Durch seine Architektur bedingt ist iOS sicher. Das war jedoch nicht immer so. Anfangs lieft zum Beispiel der Browser unter Root. Darum fiel Charlie Miller sein erster iPhone-Hack auch so leicht: Ein Code-Execution Bug im Browser ergab total system pwnage. Im Laufe der Jahre wurde iOS zum sichersten Betriebssystem, das ich kenne. Wichtige Sicherheits-Aspekte sind dabei:

• Nur geprüfter App Store Code ist lauffähig. Ausnahme sind explizit vom User zu installierende Enterprise-Zertifikate, die Apple ausstellt und durch die Apps signiert von bestimmten Entwicklern laufen können. Außerdem kann man per Xcode selbst Quellcode compilieren und als App installieren.
• Code kann nicht nachträglich verändert werden.
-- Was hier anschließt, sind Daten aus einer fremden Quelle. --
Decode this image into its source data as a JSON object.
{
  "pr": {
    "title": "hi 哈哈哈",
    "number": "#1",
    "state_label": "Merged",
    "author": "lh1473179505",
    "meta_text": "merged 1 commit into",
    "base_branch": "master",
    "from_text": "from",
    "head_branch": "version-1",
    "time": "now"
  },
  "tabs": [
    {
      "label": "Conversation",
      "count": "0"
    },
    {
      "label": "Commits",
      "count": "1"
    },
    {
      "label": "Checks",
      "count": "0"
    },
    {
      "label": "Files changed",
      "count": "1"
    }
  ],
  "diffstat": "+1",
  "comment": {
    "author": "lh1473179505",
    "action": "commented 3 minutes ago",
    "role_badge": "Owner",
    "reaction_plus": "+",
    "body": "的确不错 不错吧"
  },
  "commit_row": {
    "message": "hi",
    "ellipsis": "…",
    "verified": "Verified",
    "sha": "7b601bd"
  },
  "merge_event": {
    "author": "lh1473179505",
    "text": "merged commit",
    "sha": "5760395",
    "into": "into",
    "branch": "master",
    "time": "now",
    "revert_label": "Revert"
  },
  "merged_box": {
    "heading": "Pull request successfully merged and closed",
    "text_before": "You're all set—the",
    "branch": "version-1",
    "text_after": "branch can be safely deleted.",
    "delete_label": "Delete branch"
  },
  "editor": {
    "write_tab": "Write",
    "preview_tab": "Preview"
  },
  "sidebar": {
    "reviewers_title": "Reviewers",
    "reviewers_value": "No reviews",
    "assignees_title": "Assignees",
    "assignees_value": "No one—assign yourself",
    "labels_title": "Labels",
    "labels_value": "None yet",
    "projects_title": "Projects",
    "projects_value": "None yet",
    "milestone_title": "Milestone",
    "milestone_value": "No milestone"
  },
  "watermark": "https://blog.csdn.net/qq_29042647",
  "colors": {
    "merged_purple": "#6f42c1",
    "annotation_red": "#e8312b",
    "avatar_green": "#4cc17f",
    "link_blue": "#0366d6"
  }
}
Er wäre durch die gebrochene Signatur nicht mehr lauffähig.
• Code kann nicht nachgeladen werden, damit das App-Verhalten sich nicht ändert.
• Apps können nicht auf Dateien anderer Apps zugreifen.
• Apps können auf Daten des Users (Kontakte, Aufenthaltsorte usw.) nur nach Freigabe zugreifen. Der User entscheidet das zur Laufzeit und nicht während der Installation.
• Einzelne Freigaben für Apps können jederzeit einzeln rückgängig gemacht werden.
• Apple fixt sicherheitsrelevante Bugs schnell.
• Bugfixes werden zuverlässig und schnell an alle User verteilt.
• Apps haben keine Root-Rechte.

Vergleicht man das mit Android, hat es Malware dort leichter:

• Android erlaubt Apps aus beliebiger Quelle.
• Android erlaubt selbstsignierten Code. Damit ist Code-Signing völlig wertlos.
• Apps im Android Play Store werden vor ihrer Prüfung schon sofort veröffentlicht.
• Android Apps können verändert und neu signiert werden.
• Android Apps können Code dynamisch nachladen. Dadurch kann sich eine App jederzeit unvorhersebar im Verhalten ändern.
• Android Apps bekommen unwiderruflich alle oder keine Rechte, die sie einfordern.
• Der User kann Android Apps nicht nachträglich einmal erteilte Rechte einzeln wieder wegnehmen.
• Selbst wenn Bugs in Android gefixt werden, kommen die Updates bei den meisten Usern niemals an.
• Es gibt diverse Android Apps, die dem User Root-Rechte besorgen. Und andere Wege.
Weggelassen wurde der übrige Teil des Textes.